Throughout the movie, Azaan is continuously told that he has Allah ka haath over him. If it fetches him a decent opening at the box-office, we will believe it
Azaan
A; Action
DIR: Prashant Chadha
CAST: Sachiin J Joshi, Candice Boucher, Ravi Kissen, Aarya Babbar, Alyy Khan, Dalip Tahil
Raitng: '1/2
An avid watcher of James Bond, The Bourne Identity, Mission Impossible and all such thriller, action flicks decides to make a movie. Inspired by the high-octane stuff, he wants to recreate the same effect. He even wants to act in it. With a lavish budget at his disposal, he sets forth scouring locations across the globe.
Fancy car chases that tumble up in a pile, jumping from rooftops, zipping from one exotic place to another and... oh yes... there's even a girl. But in hot pursuit of all these trappings, the script is left home. Or perhaps he felt that didn't matter. The continent hopping visuals will do the needful.
The intentions may have been honourable but what really irks in Azaan is the lack of narrative. Like a jigsaw puzzle, you try to fathom what goes where as the hero jumps from one exotic city to another.
Protagonist Azaan Khan (Joshi) is a man on a mission. He works with India's Research and Analysis Wing (RAW). Apart from wiping the scars of his childhood memories spent killing in Afghanistan, he is now trying to save India from a deadly biological weapon. At the same time, he is also trying to trace his missing brother Aman, who went to England to study at Oxford, but landed up being a terrorist working for the same group Azaan is after. And while on his mission, Azaan meets a bunch of assorted characters of various nationalities who want to bump him off.
Somewhere in the second half comes Aafreen (Boucher), a Moroccan sand artist who Azaan promptly falls for and the message that the real enemy of India is not in the West but in the East (hint: whose population matches our country!).

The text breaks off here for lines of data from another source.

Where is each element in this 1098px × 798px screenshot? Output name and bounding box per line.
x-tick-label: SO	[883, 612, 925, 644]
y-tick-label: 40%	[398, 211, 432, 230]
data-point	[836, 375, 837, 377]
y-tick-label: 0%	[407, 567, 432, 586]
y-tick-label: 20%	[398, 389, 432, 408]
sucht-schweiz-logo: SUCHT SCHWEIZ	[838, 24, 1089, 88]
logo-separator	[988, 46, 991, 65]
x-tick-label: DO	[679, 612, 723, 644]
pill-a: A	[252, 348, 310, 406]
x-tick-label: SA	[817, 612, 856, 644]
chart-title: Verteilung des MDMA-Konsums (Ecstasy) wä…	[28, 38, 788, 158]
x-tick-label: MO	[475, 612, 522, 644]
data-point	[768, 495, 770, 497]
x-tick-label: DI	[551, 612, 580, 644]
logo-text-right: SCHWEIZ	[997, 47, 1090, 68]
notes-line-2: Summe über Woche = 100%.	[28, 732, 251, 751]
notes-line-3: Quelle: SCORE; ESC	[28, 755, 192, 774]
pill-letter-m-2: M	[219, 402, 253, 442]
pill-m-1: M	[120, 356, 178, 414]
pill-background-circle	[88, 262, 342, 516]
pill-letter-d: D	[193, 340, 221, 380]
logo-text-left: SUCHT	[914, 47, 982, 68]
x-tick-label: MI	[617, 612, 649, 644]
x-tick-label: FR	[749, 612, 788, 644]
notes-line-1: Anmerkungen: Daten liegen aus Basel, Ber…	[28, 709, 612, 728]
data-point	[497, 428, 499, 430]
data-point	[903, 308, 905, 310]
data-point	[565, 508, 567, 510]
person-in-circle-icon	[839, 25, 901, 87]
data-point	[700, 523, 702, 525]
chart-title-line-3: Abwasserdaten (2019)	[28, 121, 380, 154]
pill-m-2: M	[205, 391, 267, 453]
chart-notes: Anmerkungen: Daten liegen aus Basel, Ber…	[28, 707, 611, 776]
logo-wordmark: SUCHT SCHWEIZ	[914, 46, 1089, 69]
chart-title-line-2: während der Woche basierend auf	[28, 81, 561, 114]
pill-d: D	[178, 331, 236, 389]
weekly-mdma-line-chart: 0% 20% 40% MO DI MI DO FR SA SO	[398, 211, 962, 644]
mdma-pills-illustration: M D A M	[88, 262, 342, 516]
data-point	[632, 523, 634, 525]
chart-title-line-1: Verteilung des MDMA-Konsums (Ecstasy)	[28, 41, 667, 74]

The cinematography especially in the foreign locales is appealing, but when there is such a disjointed story (Chadha along with Heeraz Marfatia and Shubra Swarup) after a while you give up. Thankfully for long patches Joshi does not have too many dialogues to spew, otherwise that fixed gaze leaves you to decipher the emotion he is trying to portray. Boucher's acting is akin to a video shoot of her during a still photo shoot. The rest of the supporting cast (Kissen, Babbar, Khan) do their character role bits in a film that was made for Joshi.
Throughout the movie, Azaan is continuously told that he has Allah ka haath over him. If it fetches him a decent opening at the box-office, we will believe it.